Retailer Joann Calls on Crafters to Oppose Trump's Tariffs


Doing it yourself won’t save your wallet from President Trump’s tariffs.


Joann, the crafting and arts supplies store that dropped Fabrics from its name earlier this year, warned shoppers that new proposed levies on imported products from China will hit their bottom lines -- even though they’re finishing their projects at home. This marks one of the first times a major retail or consumer brand has directly asked its customers to oppose the president’s trade policies.


“Your ability to continue creating at an affordable cost is in jeopardy,” Chief Executive Officer Jill Soltau said in an email to customers on Tuesday. “Proposed tariffs on many of the items we sell will inadvertently place a tax on the made-in-America products you make, which will hurt millions of individual crafters along with charitable organizations and small businesses.”


Soltau then asked shoppers to click a web link to sign a petition or send an emailed letter to their elected representatives.

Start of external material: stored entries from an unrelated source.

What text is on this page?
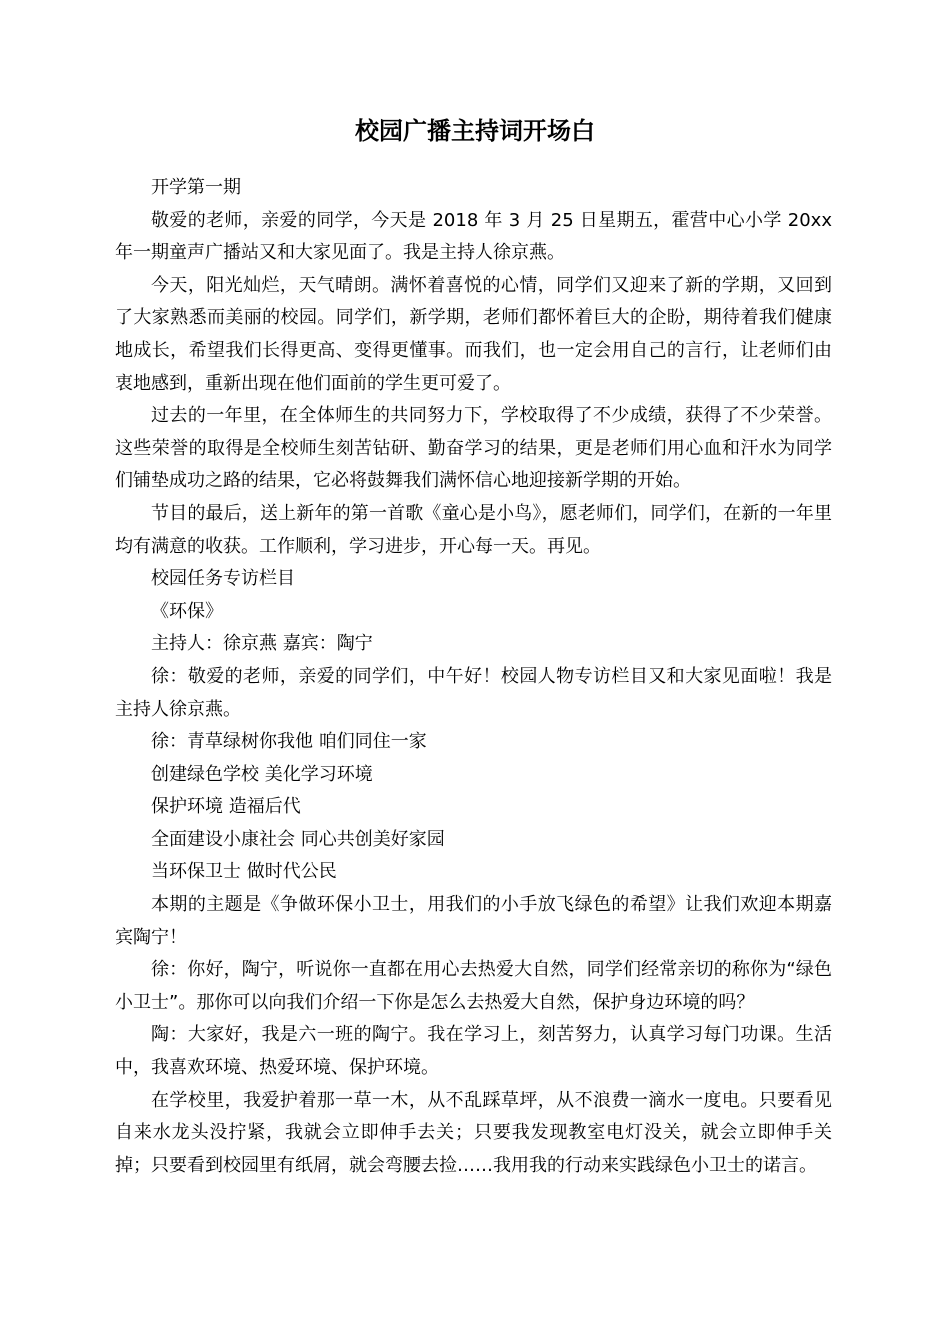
校园广播主持词开场白

开学第一期

敬爱的老师，亲爱的同学，今天是 2018 年 3 月 25 日星期五，霍营中心小学 20xx 年一期童声广播站又和大家见面了。我是主持人徐京燕。

今天，阳光灿烂，天气晴朗。满怀着喜悦的心情，同学们又迎来了新的学期，又回到了大家熟悉而美丽的校园。同学们，新学期，老师们都怀着巨大的企盼，期待着我们健康地成长，希望我们长得更高、变得更懂事。而我们，也一定会用自己的言行，让老师们由衷地感到，重新出现在他们面前的学生更可爱了。

过去的一年里，在全体师生的共同努力下，学校取得了不少成绩，获得了不少荣誉。这些荣誉的取得是全校师生刻苦钻研、勤奋学习的结果，更是老师们用心血和汗水为同学们铺垫成功之路的结果，它必将鼓舞我们满怀信心地迎接新学期的开始。

节目的最后，送上新年的第一首歌《童心是小鸟》，愿老师们，同学们，在新的一年里均有满意的收获。工作顺利，学习进步，开心每一天。再见。

校园任务专访栏目

《环保》

主持人：徐京燕 嘉宾：陶宁

徐：敬爱的老师，亲爱的同学们，中午好！校园人物专访栏目又和大家见面啦！我是主持人徐京燕。

徐：青草绿树你我他 咱们同住一家

创建绿色学校 美化学习环境

保护环境 造福后代

全面建设小康社会 同心共创美好家园

当环保卫士 做时代公民

本期的主题是《争做环保小卫士，用我们的小手放飞绿色的希望》让我们欢迎本期嘉宾陶宁！

徐：你好，陶宁，听说你一直都在用心去热爱大自然，同学们经常亲切的称你为“绿色小卫士”。那你可以向我们介绍一下你是怎么去热爱大自然，保护身边环境的吗？

陶：大家好，我是六一班的陶宁。我在学习上，刻苦努力，认真学习每门功课。生活中，我喜欢环境、热爱环境、保护环境。

在学校里，我爱护着那一草一木，从不乱踩草坪，从不浪费一滴水一度电。只要看见自来水龙头没拧紧，我就会立即伸手去关；只要我发现教室电灯没关，就会立即伸手关掉；只要看到校园里有纸屑，就会弯腰去捡……我用我的行动来实践绿色小卫士的诺言。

That link lists products that would be affected by tariffs including cookie cutters, candle holders and yarn.


The closely held crafting chain operates more than 865 stores across 49 states, according to its website. The U.S. crafting industry accounted for $44 billion in economic activity in 2016 alone, Joann said in the suggested text to lawmakers, citing an industry report.


Soltau will get to make her case directly to the administration on Thursday when she testifies during six days of hearings on the proposed tariffs on $200 billion worth of Chinese imports that could go into effect in about a month.


“We’ve seen an overwhelming and passionate response from customers across the nation,” Joann spokeswoman Amanda Hayes said in an emailed statement. “The goal of the latest round of tariffs is laudable, but including specific codes such as fleece and yarn would unintentionally create a ‘Made in America’ tax that would threaten jobs, restrict creative learning and hurt our customers’ ability to make and support to those in need.”